In today’s mobile-first, performance-obsessed landscape, the way we design APIs can make or break the user experience. This goes beyond tech debt or developer convenience, API design directly affects how fast your app feels, how much battery it drains, and whether users stay engaged. While REST has been the default for years, more flexible approaches like GraphQL and batched endpoints are reshaping how we think about data delivery. Let’s deconstruct how thoughtful API design unlocks better UX, particularly for mobile and progressive web apps.
Key Definitions
REST (Representational State Transfer): A traditional API approach where each endpoint represents a resource (e.g., /users, /products) and returns fixed sets of data.
GraphQL: A query language and runtime that lets clients request exactly the data they need, no more, no less, from a single endpoint.

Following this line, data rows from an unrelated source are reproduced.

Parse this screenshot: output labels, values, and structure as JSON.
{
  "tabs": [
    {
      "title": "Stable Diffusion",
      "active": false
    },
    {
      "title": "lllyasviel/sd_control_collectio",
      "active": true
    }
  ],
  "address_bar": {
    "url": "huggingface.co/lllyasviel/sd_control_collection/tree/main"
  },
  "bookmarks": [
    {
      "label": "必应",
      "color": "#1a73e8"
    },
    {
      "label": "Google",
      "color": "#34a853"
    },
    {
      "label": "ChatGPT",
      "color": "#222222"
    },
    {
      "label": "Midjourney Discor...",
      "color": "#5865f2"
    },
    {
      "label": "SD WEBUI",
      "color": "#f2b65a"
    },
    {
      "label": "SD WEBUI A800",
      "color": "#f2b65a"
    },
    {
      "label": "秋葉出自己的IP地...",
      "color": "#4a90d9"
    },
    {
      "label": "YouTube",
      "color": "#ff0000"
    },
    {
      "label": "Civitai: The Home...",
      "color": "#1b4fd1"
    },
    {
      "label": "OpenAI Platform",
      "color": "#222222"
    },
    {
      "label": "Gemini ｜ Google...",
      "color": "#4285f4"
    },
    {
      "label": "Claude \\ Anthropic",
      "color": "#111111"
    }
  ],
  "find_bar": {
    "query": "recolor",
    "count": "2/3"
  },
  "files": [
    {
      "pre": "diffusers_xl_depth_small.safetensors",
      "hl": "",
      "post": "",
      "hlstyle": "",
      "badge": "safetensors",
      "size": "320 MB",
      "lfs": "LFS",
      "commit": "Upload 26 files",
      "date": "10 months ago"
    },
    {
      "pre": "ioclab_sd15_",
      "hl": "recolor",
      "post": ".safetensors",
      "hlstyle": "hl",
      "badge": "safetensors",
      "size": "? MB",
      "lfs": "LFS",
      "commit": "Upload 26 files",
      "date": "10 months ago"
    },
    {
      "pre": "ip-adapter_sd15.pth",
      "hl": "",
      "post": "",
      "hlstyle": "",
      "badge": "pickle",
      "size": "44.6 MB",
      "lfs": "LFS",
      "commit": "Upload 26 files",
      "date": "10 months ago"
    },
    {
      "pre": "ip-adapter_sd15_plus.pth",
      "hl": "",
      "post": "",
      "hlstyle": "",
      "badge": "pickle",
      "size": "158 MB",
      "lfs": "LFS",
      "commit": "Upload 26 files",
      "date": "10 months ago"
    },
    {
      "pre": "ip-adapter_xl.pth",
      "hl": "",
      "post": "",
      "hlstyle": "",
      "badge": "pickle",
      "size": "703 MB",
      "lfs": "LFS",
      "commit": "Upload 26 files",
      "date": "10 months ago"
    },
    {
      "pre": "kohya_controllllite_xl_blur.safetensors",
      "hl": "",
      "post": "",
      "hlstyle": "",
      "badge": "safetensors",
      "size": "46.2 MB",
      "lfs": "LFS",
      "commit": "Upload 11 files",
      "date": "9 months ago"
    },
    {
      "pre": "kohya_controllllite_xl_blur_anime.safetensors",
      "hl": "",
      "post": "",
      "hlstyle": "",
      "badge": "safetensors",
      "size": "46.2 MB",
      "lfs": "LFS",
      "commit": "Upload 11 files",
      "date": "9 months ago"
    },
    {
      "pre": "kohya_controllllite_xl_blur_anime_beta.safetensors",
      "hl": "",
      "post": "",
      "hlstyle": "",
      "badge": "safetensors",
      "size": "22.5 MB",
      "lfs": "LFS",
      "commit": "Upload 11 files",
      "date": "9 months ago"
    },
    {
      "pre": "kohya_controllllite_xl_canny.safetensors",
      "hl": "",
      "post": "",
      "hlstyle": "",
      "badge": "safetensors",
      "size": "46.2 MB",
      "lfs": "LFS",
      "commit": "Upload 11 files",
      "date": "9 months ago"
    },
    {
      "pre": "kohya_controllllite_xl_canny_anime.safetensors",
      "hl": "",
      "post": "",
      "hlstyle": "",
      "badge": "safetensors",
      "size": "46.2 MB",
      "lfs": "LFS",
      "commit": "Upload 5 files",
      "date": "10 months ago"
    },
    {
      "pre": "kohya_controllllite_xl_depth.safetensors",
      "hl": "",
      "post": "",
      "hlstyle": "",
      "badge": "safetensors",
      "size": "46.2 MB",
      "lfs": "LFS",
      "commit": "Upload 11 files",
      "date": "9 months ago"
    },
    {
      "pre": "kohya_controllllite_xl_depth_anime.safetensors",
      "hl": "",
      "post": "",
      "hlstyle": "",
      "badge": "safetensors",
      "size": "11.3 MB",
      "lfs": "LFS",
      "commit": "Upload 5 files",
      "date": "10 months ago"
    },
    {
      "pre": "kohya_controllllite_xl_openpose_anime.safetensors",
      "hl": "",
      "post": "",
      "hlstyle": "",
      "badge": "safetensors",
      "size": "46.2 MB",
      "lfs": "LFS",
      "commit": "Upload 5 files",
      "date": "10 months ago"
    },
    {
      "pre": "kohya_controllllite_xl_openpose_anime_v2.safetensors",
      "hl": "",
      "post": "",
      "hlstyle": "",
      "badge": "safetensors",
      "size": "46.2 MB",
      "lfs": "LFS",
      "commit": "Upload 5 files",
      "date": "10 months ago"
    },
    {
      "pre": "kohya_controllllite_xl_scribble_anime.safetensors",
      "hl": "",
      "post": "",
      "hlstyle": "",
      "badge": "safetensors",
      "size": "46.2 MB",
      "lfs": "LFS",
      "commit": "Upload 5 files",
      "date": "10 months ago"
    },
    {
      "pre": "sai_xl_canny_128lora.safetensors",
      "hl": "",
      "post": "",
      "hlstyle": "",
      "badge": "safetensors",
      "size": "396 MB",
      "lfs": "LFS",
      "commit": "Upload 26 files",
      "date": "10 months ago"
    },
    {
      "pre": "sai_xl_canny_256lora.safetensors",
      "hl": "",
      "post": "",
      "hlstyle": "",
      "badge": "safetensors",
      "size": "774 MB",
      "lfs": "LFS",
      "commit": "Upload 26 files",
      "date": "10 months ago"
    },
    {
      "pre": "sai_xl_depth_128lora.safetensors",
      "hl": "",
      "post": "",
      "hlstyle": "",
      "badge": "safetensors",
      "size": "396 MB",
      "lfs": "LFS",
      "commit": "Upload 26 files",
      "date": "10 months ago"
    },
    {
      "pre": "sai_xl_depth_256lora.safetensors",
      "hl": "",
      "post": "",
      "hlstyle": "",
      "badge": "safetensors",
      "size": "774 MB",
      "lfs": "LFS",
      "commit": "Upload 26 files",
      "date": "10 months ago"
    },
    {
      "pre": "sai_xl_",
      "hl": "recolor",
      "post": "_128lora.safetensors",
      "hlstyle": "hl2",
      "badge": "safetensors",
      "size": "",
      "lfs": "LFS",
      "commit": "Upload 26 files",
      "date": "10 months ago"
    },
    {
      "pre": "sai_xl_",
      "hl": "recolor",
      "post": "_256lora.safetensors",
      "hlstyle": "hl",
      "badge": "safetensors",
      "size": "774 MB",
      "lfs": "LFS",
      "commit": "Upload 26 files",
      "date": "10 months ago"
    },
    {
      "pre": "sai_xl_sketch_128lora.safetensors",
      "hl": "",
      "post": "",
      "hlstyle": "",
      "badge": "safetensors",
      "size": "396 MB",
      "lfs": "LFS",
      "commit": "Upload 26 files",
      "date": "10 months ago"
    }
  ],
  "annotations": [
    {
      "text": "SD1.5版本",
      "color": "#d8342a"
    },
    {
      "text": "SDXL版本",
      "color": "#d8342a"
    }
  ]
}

Over-fetching/Under-fetching: Problems common in REST where clients receive too much or too little data, leading to inefficient additional requests.
Batched APIs: Techniques that allow clients to group multiple related requests into one network call, improving efficiency.

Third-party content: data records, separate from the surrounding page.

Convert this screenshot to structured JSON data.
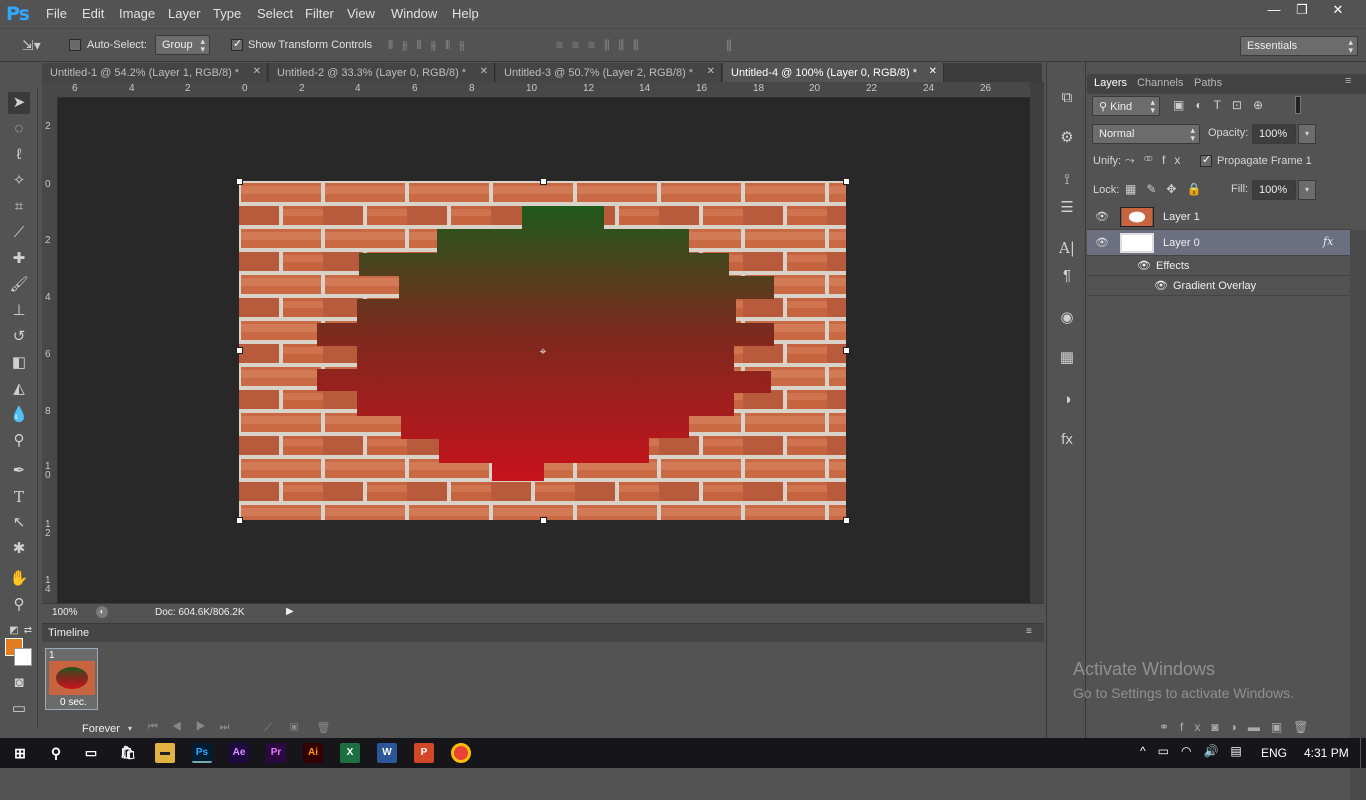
{
  "app": {
    "logo": "Ps",
    "menu": [
      "File",
      "Edit",
      "Image",
      "Layer",
      "Type",
      "Select",
      "Filter",
      "View",
      "Window",
      "Help"
    ],
    "window_controls": [
      "—",
      "❐",
      "✕"
    ]
  },
  "options": {
    "auto_select_label": "Auto-Select:",
    "auto_select_checked": false,
    "auto_select_value": "Group",
    "transform_controls_label": "Show Transform Controls",
    "transform_controls_checked": true,
    "workspace_value": "Essentials"
  },
  "tabs": [
    {
      "label": "Untitled-1 @ 54.2% (Layer 1, RGB/8) *",
      "active": false
    },
    {
      "label": "Untitled-2 @ 33.3% (Layer 0, RGB/8) *",
      "active": false
    },
    {
      "label": "Untitled-3 @ 50.7% (Layer 2, RGB/8) *",
      "active": false
    },
    {
      "label": "Untitled-4 @ 100% (Layer 0, RGB/8) *",
      "active": true
    }
  ],
  "rulers": {
    "horizontal": [
      "6",
      "4",
      "2",
      "0",
      "2",
      "4",
      "6",
      "8",
      "10",
      "12",
      "14",
      "16",
      "18",
      "20",
      "22",
      "24",
      "26"
    ],
    "vertical": [
      "2",
      "0",
      "2",
      "4",
      "6",
      "8",
      "1 0",
      "1 2",
      "1 4"
    ]
  },
  "status": {
    "zoom": "100%",
    "doc": "Doc: 604.6K/806.2K"
  },
  "timeline": {
    "title": "Timeline",
    "frame_number": "1",
    "frame_delay": "0 sec.",
    "loop": "Forever"
  },
  "colors": {
    "foreground": "#e37c1f",
    "background": "#ffffff",
    "accent": "#31a8ff",
    "brick": "#c8643f",
    "gradient_top": "#1f5a1c",
    "gradient_bottom": "#c8121c"
  },
  "layers_panel": {
    "tabs": [
      "Layers",
      "Channels",
      "Paths"
    ],
    "filter_kind": "Kind",
    "blend_mode": "Normal",
    "opacity_label": "Opacity:",
    "opacity_value": "100%",
    "unify_label": "Unify:",
    "propagate_label": "Propagate Frame 1",
    "propagate_checked": true,
    "lock_label": "Lock:",
    "fill_label": "Fill:",
    "fill_value": "100%",
    "layers": [
      {
        "name": "Layer 1",
        "visible": true,
        "selected": false
      },
      {
        "name": "Layer 0",
        "visible": true,
        "selected": true,
        "has_fx": true,
        "fx_label": "fx"
      }
    ],
    "effects_label": "Effects",
    "effect_items": [
      "Gradient Overlay"
    ]
  },
  "watermark": {
    "line1": "Activate Windows",
    "line2": "Go to Settings to activate Windows."
  },
  "taskbar": {
    "language": "ENG",
    "time": "4:31 PM",
    "apps": [
      "Ps",
      "Ae",
      "Pr",
      "Ai",
      "X",
      "W",
      "P"
    ]
  }
}
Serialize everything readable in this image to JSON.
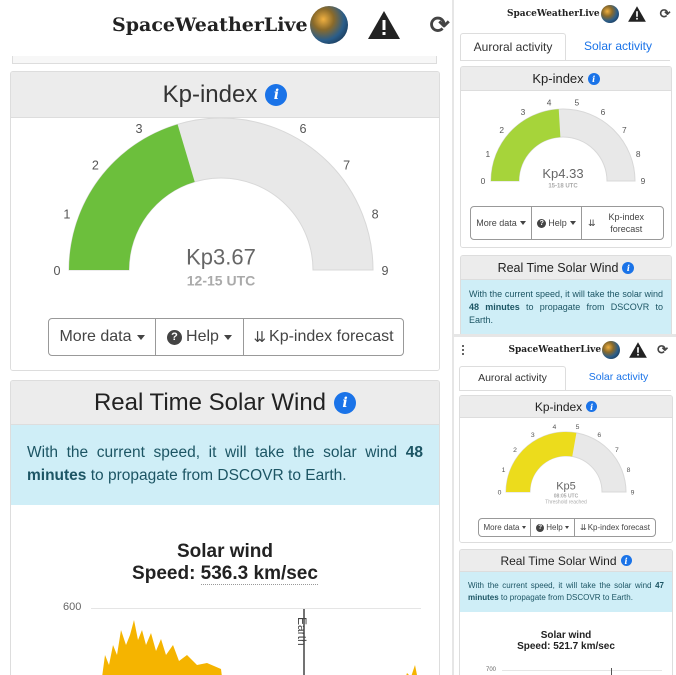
{
  "app": {
    "name": "SpaceWeatherLive"
  },
  "tabs": {
    "auroral": "Auroral activity",
    "solar": "Solar activity"
  },
  "kp_card": {
    "title": "Kp-index",
    "more_data": "More data",
    "help": "Help",
    "forecast": "Kp-index forecast"
  },
  "gauge_ticks": [
    "0",
    "1",
    "2",
    "3",
    "4",
    "5",
    "6",
    "7",
    "8",
    "9"
  ],
  "gauges": [
    {
      "value": 3.67,
      "label": "Kp3.67",
      "time": "12-15 UTC",
      "color": "#6cbf3c"
    },
    {
      "value": 4.33,
      "label": "Kp4.33",
      "time": "15-18 UTC",
      "color": "#a6d43a"
    },
    {
      "value": 5,
      "label": "Kp5",
      "time": "08:05 UTC",
      "note": "Threshold reached",
      "color": "#ecdc1c"
    }
  ],
  "solar_card": {
    "title": "Real Time Solar Wind",
    "chart_title": "Solar wind",
    "speed_prefix": "Speed: ",
    "earth_label": "Earth"
  },
  "solar_wind": [
    {
      "pre": "With the current speed, it will take the solar wind ",
      "minutes": "48 minutes",
      "post": " to propagate from DSCOVR to Earth.",
      "speed": "536.3 km/sec",
      "axis_top": "600"
    },
    {
      "pre": "With the current speed, it will take the solar wind ",
      "minutes": "48 minutes",
      "post": " to propagate from DSCOVR to Earth."
    },
    {
      "pre": "With the current speed, it will take the solar wind ",
      "minutes": "47 minutes",
      "post": " to propagate from DSCOVR to Earth.",
      "speed": "521.7 km/sec",
      "axis_top": "700"
    }
  ],
  "colors": {
    "accent": "#1a73e8",
    "notice_bg": "#cfeef7",
    "track": "#e8e8e8",
    "chart_fill": "#f5b400"
  },
  "icons": [
    "hamburger-icon",
    "warning-icon",
    "refresh-icon",
    "info-icon",
    "help-icon",
    "double-chevron-down-icon"
  ]
}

Case Study 1 - Spotify (Web API):
Spotify’s public Web API is RESTful by default. When building apps or integrations, developers must hit different endpoints for albums, tracks, and artists. On mobile, this can result in multiple round-trips and increased latency, especially in areas with poor connectivity.

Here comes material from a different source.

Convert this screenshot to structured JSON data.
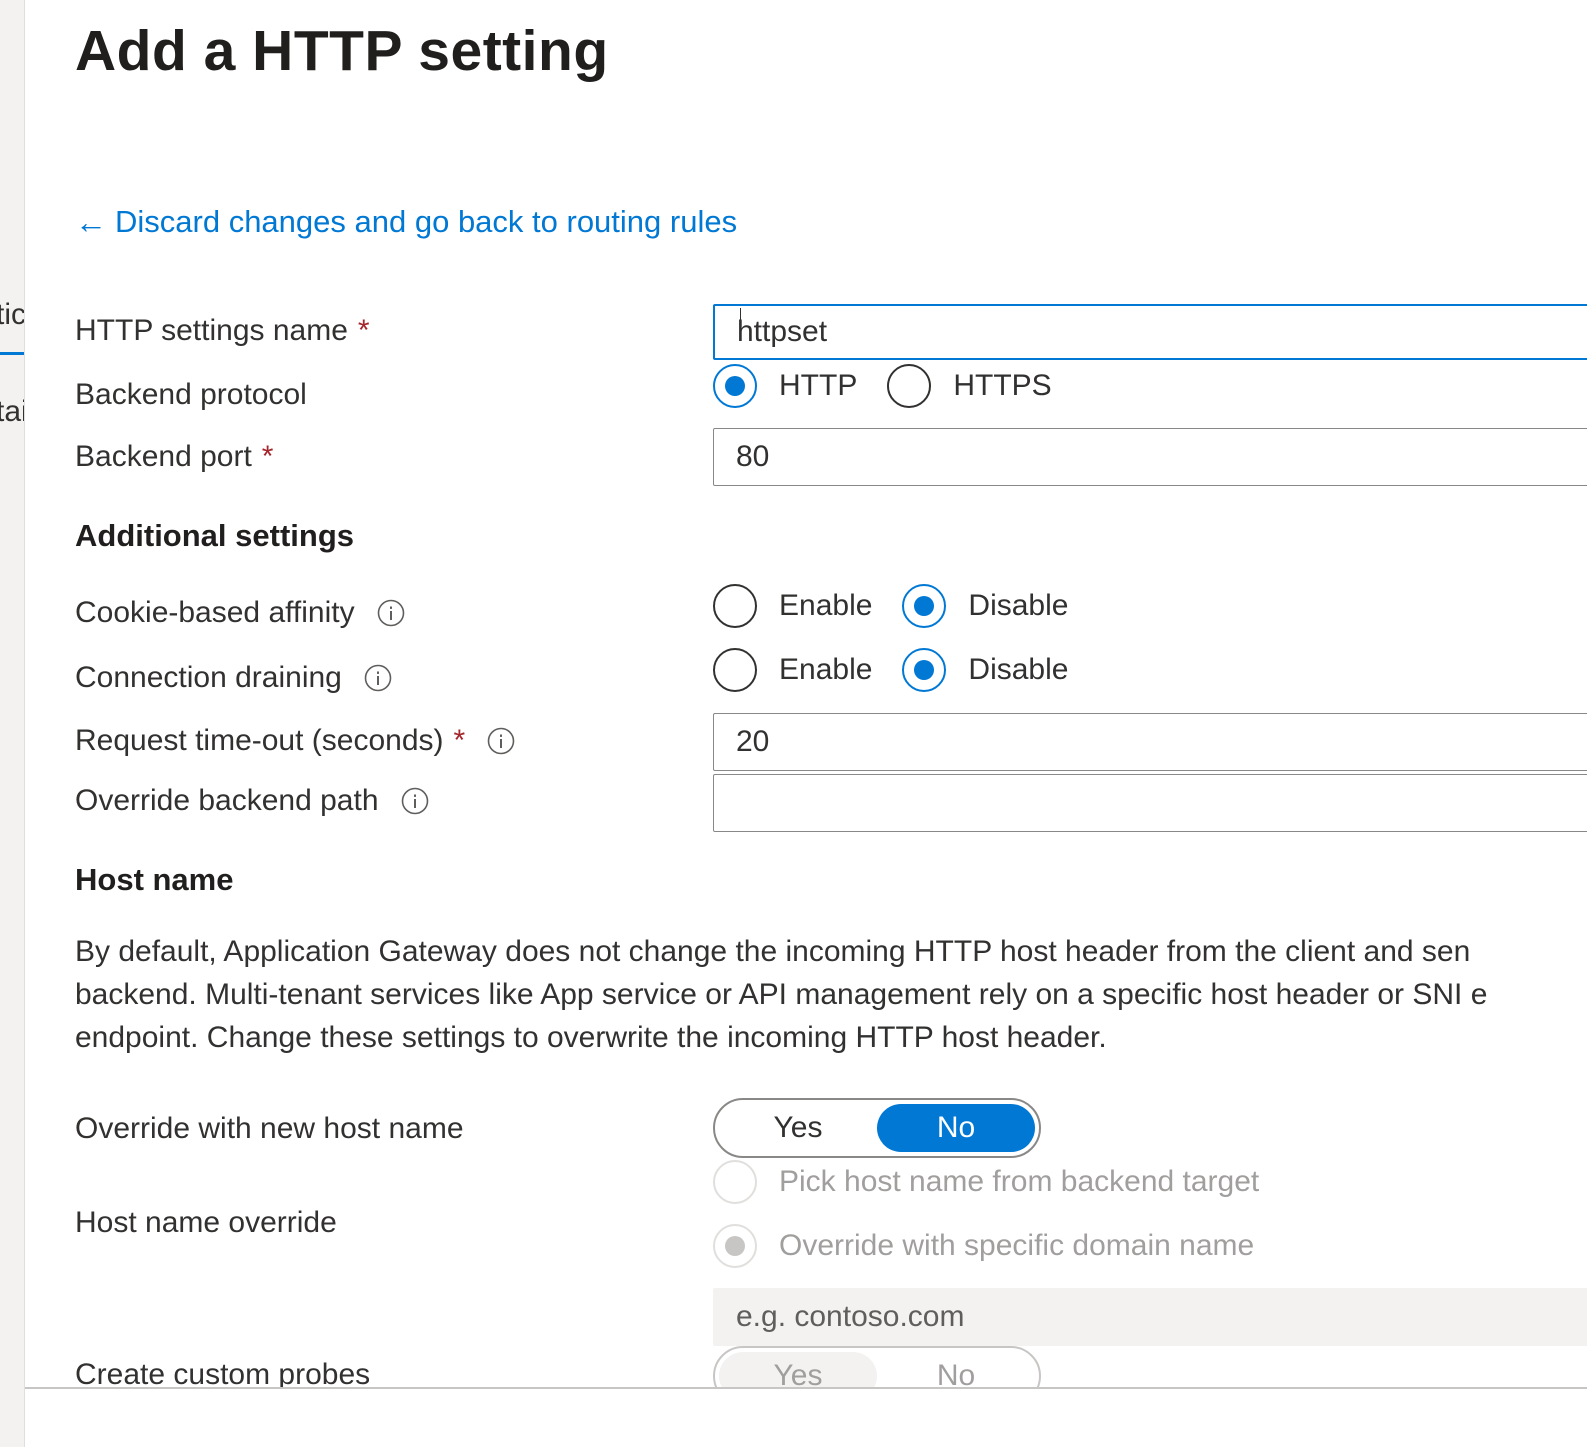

However, Spotify internally leverages more advanced data aggregation strategies. In its native mobile apps, data requests are optimized and likely batched server-side to avoid hitting multiple endpoints. The experience feels fast and seamless because the client gets only what it needs in one shot, mimicking GraphQL-like behavior even within REST.
Case Study 2 - Starbucks PWA:
When Starbucks rebuilt its ordering experience as a Progressive Web App (PWA), performance was critical. To provide near-native performance and reduce data usage, they moved from REST to GraphQL. The change allowed the frontend to query exactly what it needed, such as store info, inventory, and personalization data, in a single, optimized request.
The benefits were immediate: faster load times, smoother UX, and significantly reduced redundant data fetching. This made a huge difference for users in areas with weak connections, aligning with Starbucks’ goal to serve customers globally.
Case Study 3 - Shopify (Storefront API):
Shopify offers a GraphQL-based Storefront API that powers many custom frontends, headless commerce apps, and mobile experiences. One major win is the ability for a product detail page to request all necessary data in one query: product images, prices, availability, variants, reviews, and recommendations.
Previously, this might have required multiple REST calls, each introducing latency and coordination challenges. With GraphQL, developers build data requests around UI needs, not around server data models. This results in more responsive and efficient experiences.
Final Words
APIs are no longer backend plumbing. They are product levers that determine speed, scalability, and satisfaction. As we’ve seen with Spotify, Starbucks, and Shopify, moving beyond REST, whether through GraphQL, batching, or internal aggregation, can unlock major UX and performance wins.
As PMs, we don’t need to write GraphQL schemas or manage resolvers. But we do need to ask the right questions, push for efficient data flows, and measure what matters. In a world where milliseconds matter, smart API design isn’t just a dev decision, it’s a product advantage.